Maalesef içinde yaşadığım Afganistan’ın durumu günden güne, hatta saatten saate kötüye gidiyor. Ülkenin neredeyse %90’ı Taliban barbarlarına hediye edildi. Birçok şehir direniş gösterilmeden Taliban’a teslim oldu. Kuzey’de sadece Meymene ve Mezar’ı Şerif şehirleri direniş gösteriyor ama bu iki şehrin de pek yakında, eğer olağanüstü bir hadise yaşanmazsa düşeceği kesinleşti gibi. Bu satırları yazarken Mezar-ı Şerif’te çatışmalar sabahtan beri sürüyor. Taliban şehrin Batı tarafından ilerlemekte. Bu şehri Raşit Dostum ile Ata Mohammad Noor savunmakta. Ama her zaman halkı sırtından bıçaklayan, kendi menfaatleri için olmadık hainliği yapmaktan geri kalmayan bu ikilinin de fazla direneceğini sanmıyorum. Bir iki güne kadar Mezar-ı Şerif de (Eğer olağanüstü bir değişiklik yaşanmazsa) Taliban tarafından ele geçirilecektir.

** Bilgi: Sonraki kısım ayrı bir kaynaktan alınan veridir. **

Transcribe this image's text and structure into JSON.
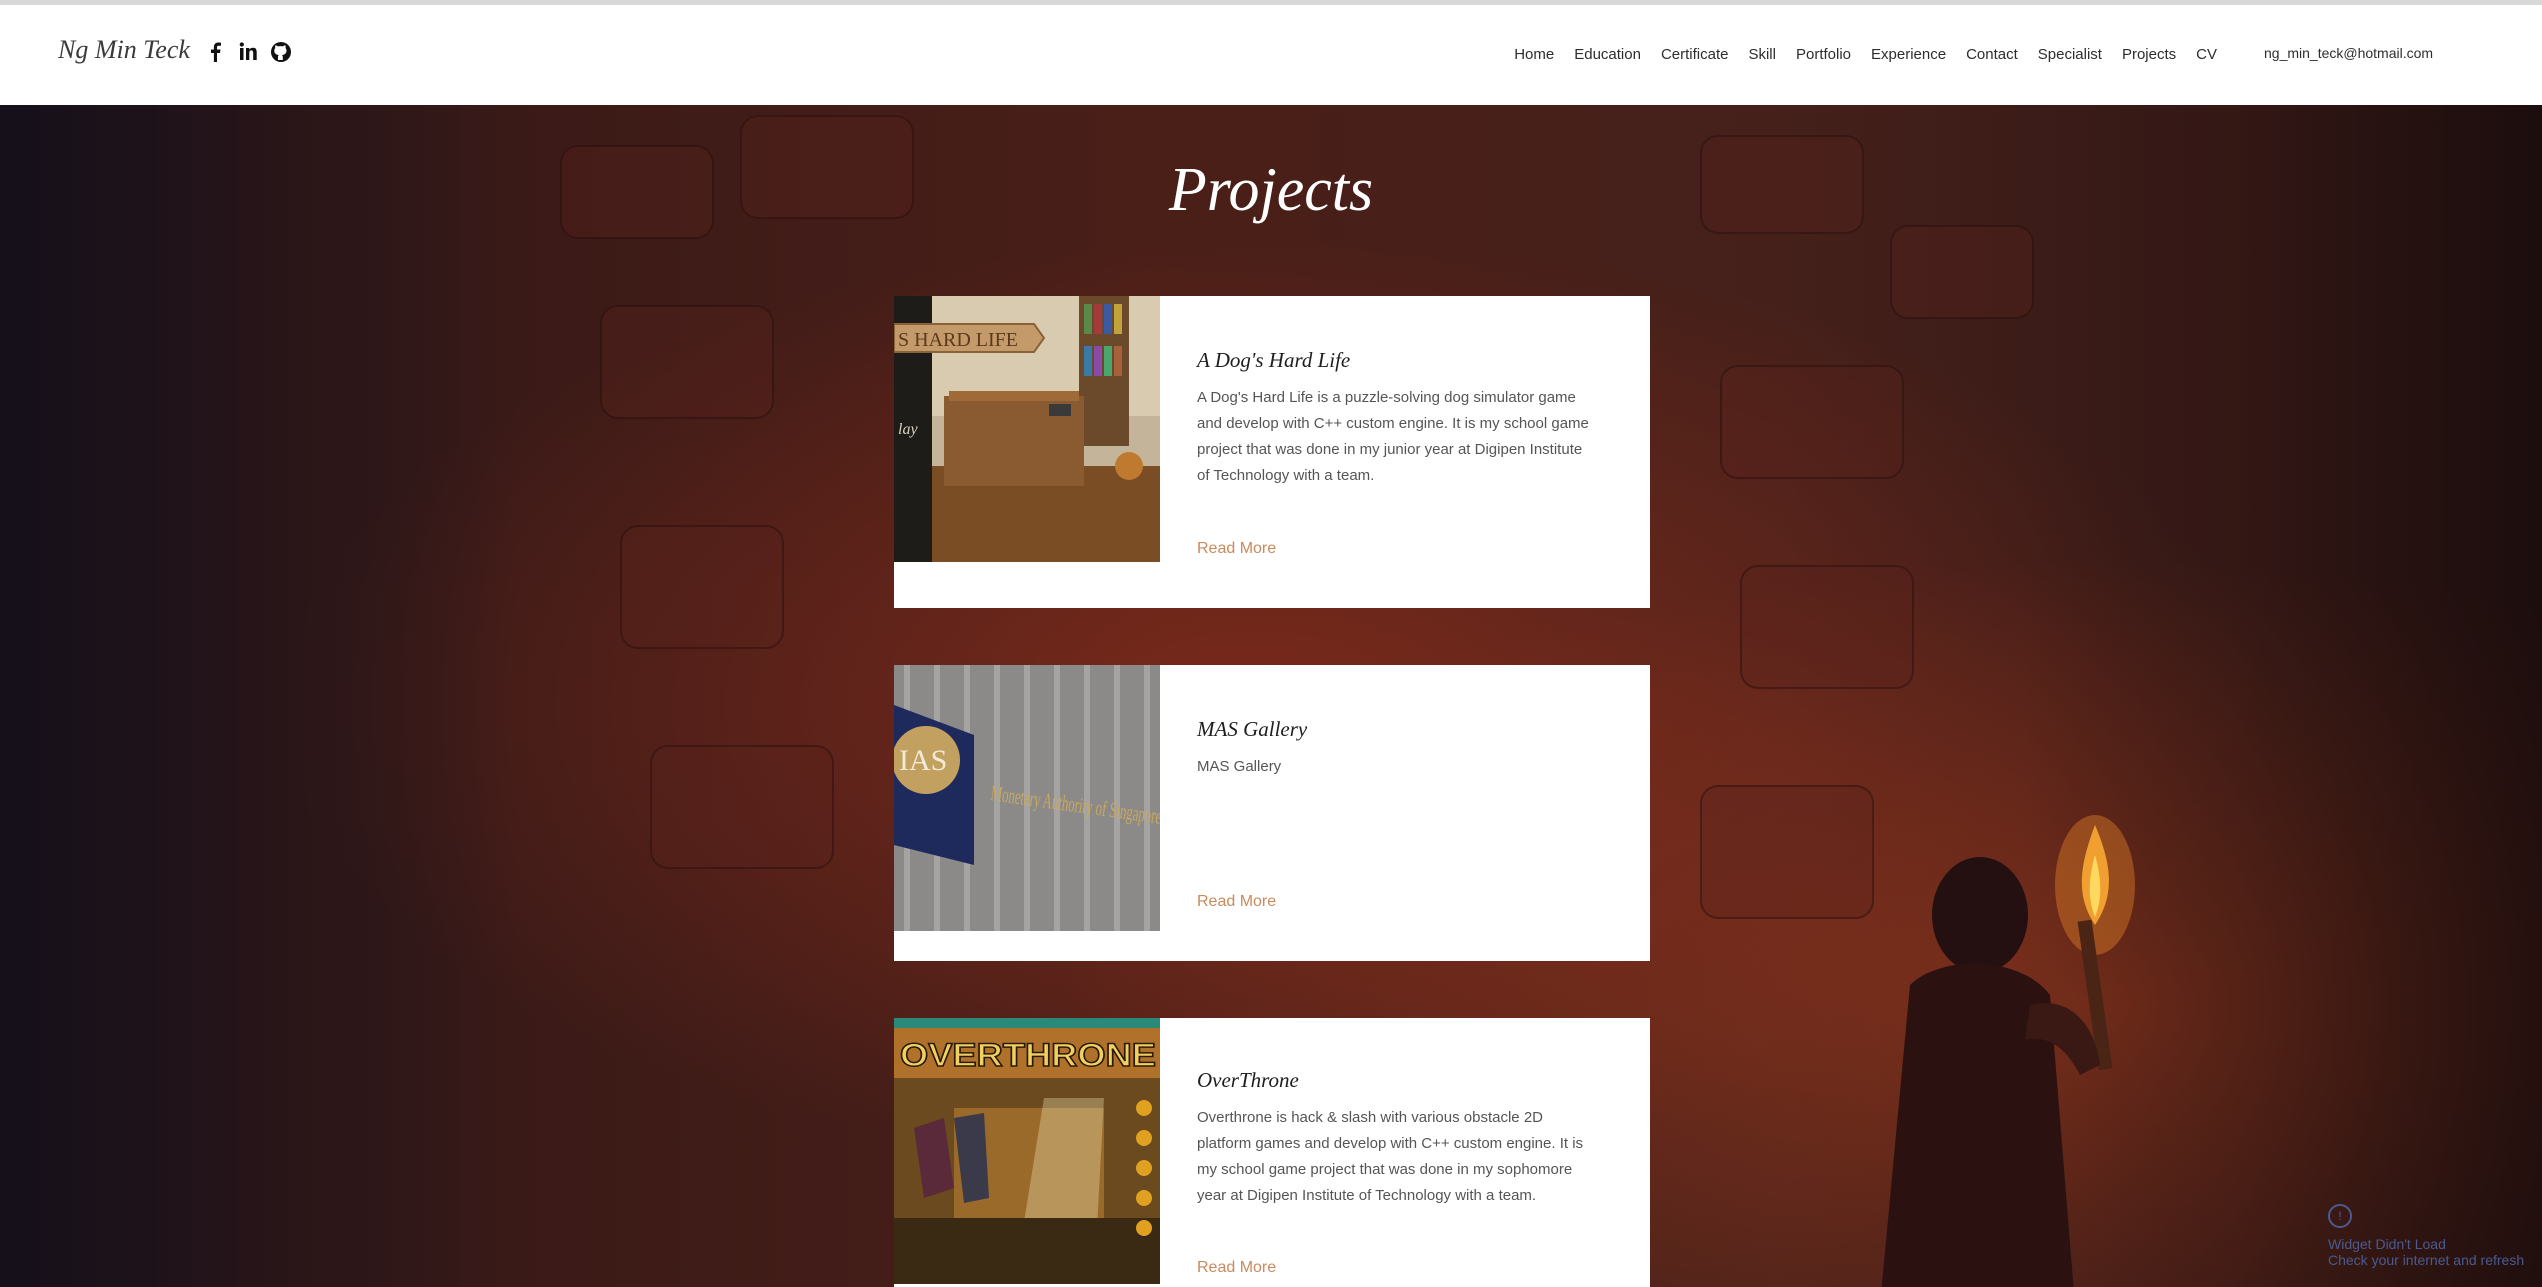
{
  "site": {
    "logo": "Ng Min Teck",
    "email": "ng_min_teck@hotmail.com"
  },
  "social": [
    {
      "name": "facebook-icon"
    },
    {
      "name": "linkedin-icon"
    },
    {
      "name": "github-icon"
    }
  ],
  "nav": [
    "Home",
    "Education",
    "Certificate",
    "Skill",
    "Portfolio",
    "Experience",
    "Contact",
    "Specialist",
    "Projects",
    "CV"
  ],
  "page": {
    "title": "Projects"
  },
  "projects": [
    {
      "title": "A Dog's Hard Life",
      "description": "A Dog's Hard Life is a puzzle-solving dog simulator game and develop with C++ custom engine. It is my school game project that was done in my junior year at Digipen Institute of Technology with a team.",
      "link": "Read More",
      "thumb_text": "S HARD LIFE",
      "thumb_side": "lay"
    },
    {
      "title": "MAS Gallery",
      "description": "MAS Gallery",
      "link": "Read More",
      "thumb_text": "Monetary Authority of Singapore",
      "thumb_badge": "IAS"
    },
    {
      "title": "OverThrone",
      "description": "Overthrone is hack & slash with various obstacle 2D platform games and develop with C++ custom engine. It is my school game project that was done in my sophomore year at Digipen Institute of Technology with a team.",
      "link": "Read More",
      "thumb_text": "OVERTHRONE"
    }
  ],
  "widget": {
    "line1": "Widget Didn't Load",
    "line2": "Check your internet and refresh"
  },
  "colors": {
    "accent": "#c98a5c",
    "header_bg": "#ffffff",
    "title": "#ffffff"
  }
}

Bir hafta gibi kısa bir süre içinde Taliban 18 vilayetin merkezlerini inanılmaz bir süratle, herkes şaşkınlıkla izlerken ele geçirdi. Batı medyası kendinden çok emin söylemlerle Taliban’ın tüm Afganistan’ı üç ay içerisinde ele geçireceği propagandası yapıyor ve böylelikle Afgan Milli Ordusu ve direnmek isteyen halkın moralini sıfıra indiriyor. Valiler Taliban ile canını kurtarma pahasına anlaşma yaparak şehirleri vahşilere teslim edip kendisi yurt dışına kaçıyor. Daha dün, yanlışlıkla vurduk bahanesiyle Taliban’a direnenleri de devlet helikopteri bombalıyor. Bu durumda kim savaşmak ister? Devletin başındakiler, Cumhurbaşkanından yardımcılarına ve bakanlarına kadar ABD’nin girişimleriyle ülkeyi Taliban’a bırakmış durumdalar. Bu şimdi söylentiden de çıkmış vaziyette ve içerideki herkesçe biliniyor. Hedef, bölgeyi altından zor çıkılabilecek yeni bir kargaşaya sürüklemek ve Orta Asya’yı da bu krizin içine sürüklemek. Öte yandan daha özgür ve adaletli bir ortam isteyen solcu ve demokrat bireyleri de yok etmek veya tamamen susturmak. Dolayısıyla her geçen dakika tıkır tıkır Taliban lehine işlerken ülke tamamen bir kaosa sürüklenmekte, 90’lı yılların kabusu kanatlarını Afgan halkının üzerine serilmektedir. Durumlar benim için tam bir dejavu.
Afgan soluna gelince, hepsi Kabil’e toplanmışlar, pasaport ve vizelerini almışlar maalesef. Tanınmış çehreleri çoktan yurt dışına göndermişler, geri kalanlar da bir müddet Pakistan veya İran’a geçmek üzereler. Direnişi yarına bıraktık, şuan canımızı kurtarmak önceliğimiz diyorlar.
Ama hayat tüm olumsuzluklara karşın devam edecek, yeni aydın nesiller yetişecek ve ertesi gün ayağa kalkacaktır muhakkak. Ölümle burun buruna olsak bile umudumuzu kaybetmedik. Elbet güzel günler gelecektir ve gerici, vahşi ve emperyalistlerin kuklaları özgürlükçü halkın haşminden kurtulamayacaktır.
Yaşasın tüm dünya özgürlükçü halklarının direnişi! Yaşasın Sosyalizm!